On 27/02/2013 23:19, joystick wrote:
> Not coincidence.
I don't really believe in coincidences, but you never know :)

>
> For sure MD cannot possibly recover 500GB in 9 seconds so something 
> must be wrong.
I wasn't sure if it had some clever way of noticing the change and 
simply "shifted" the start data to the end and left the middle as-was. 
Linux software RAID and LVM is awesome, so it seemed possible :)

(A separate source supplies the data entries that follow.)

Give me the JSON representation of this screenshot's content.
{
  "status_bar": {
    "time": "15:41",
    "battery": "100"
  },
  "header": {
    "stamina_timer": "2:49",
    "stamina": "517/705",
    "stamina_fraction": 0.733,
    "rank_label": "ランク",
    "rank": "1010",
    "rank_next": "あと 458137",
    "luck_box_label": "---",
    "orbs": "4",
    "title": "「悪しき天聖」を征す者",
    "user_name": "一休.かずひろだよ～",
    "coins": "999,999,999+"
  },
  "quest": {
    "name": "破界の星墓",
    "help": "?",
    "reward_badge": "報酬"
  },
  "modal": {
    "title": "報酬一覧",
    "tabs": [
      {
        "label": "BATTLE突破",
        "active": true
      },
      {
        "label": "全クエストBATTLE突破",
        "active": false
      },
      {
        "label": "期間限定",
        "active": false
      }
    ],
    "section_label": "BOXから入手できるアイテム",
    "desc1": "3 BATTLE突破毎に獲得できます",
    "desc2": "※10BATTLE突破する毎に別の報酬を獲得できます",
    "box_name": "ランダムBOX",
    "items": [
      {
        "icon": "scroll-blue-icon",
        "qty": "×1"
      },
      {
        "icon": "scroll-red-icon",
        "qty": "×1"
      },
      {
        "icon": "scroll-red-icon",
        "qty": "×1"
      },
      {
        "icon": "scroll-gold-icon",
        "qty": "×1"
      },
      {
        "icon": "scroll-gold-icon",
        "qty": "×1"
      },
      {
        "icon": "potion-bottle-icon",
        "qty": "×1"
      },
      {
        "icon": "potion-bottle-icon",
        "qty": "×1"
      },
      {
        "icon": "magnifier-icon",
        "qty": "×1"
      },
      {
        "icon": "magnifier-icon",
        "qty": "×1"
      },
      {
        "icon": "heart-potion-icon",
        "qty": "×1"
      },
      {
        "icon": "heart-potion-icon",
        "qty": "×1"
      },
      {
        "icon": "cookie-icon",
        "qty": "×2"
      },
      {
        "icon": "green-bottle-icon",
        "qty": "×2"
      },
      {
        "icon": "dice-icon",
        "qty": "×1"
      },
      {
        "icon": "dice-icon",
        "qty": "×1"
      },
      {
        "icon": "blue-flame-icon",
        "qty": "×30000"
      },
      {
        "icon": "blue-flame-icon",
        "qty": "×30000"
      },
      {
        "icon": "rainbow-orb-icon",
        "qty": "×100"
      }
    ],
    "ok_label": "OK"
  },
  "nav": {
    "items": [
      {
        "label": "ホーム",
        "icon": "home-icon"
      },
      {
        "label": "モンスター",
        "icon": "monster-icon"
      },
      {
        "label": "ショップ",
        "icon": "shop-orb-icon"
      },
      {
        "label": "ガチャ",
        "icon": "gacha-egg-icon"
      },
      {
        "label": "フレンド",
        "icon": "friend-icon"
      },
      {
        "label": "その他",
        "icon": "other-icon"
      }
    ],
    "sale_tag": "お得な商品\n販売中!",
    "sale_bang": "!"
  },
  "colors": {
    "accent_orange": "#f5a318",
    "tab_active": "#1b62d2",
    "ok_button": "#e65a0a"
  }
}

> You do not show metadata type. My guess is that it is at the end of 
> the disk (1.0 maybe) and so when you added sdf1 MD thought it was a 
> re-add and re-synced only the parts that were dirty in the bitmap 
> (changed since removal of sdf). However since you moved the start of 
> the disk, all data coming from such disk are offsetted and hence 
> bogus. That's why metadata default for mdadm is version 1.2: you don't 
> risk this kind of crazy things with 1.2 .
It's an old array I've had for years, so 0.90. :(

> With nondegraded raid-5 (which is the situation after adding sdf1), in 
> raid5 the reads always come from the nonparity disk for every stripe. 
> So when you read, approximately you get 1/3 of data from sdf1, all of 
> it bogus. Clearly also ext3 is not happy with its metadata screwed up, 
> hence the read errors you see.
>
> If I am correct, the "fix" for your array is simple:
> - fail sdf1
> After that already you can read. Then do mdadm --zero-superblock 
> /dev/sdf1 (and maybe even mdadm --zero-superblock /dev/sdf then 
> repartition the drive, just to be sure) so mdadm treats it like a new 
> drive. Then you can re-add. Ensure it performs a full resync, 
> otherwise fail it again and report here.
>
> Too bad you performed fsck already with bogus sdf1 in the raid... Who 
> knows what mess it has done! I guess many files might be unreachable 
> by now. That was unwise.
After killing all the services that were dying from db corruption (ldap, 
mysql, etc) I tried to fsck /var (where all the errors were coming 
from)...but couldn't unmount it, so I failed the new disk as it was 
clear that the quick recovery was the most likely culprit, then rebooted 
with forced fscks. I guess I had a lucky hunch there then! I'd already 
shut off syslogd before I failed the new disk as I was trying to unmount 
/var, so these actions weren't logged.

Ok, so a --zero-superblock is all I need to ensure a recovery doesn't 
happen again and I get a proper rebuild? Cool.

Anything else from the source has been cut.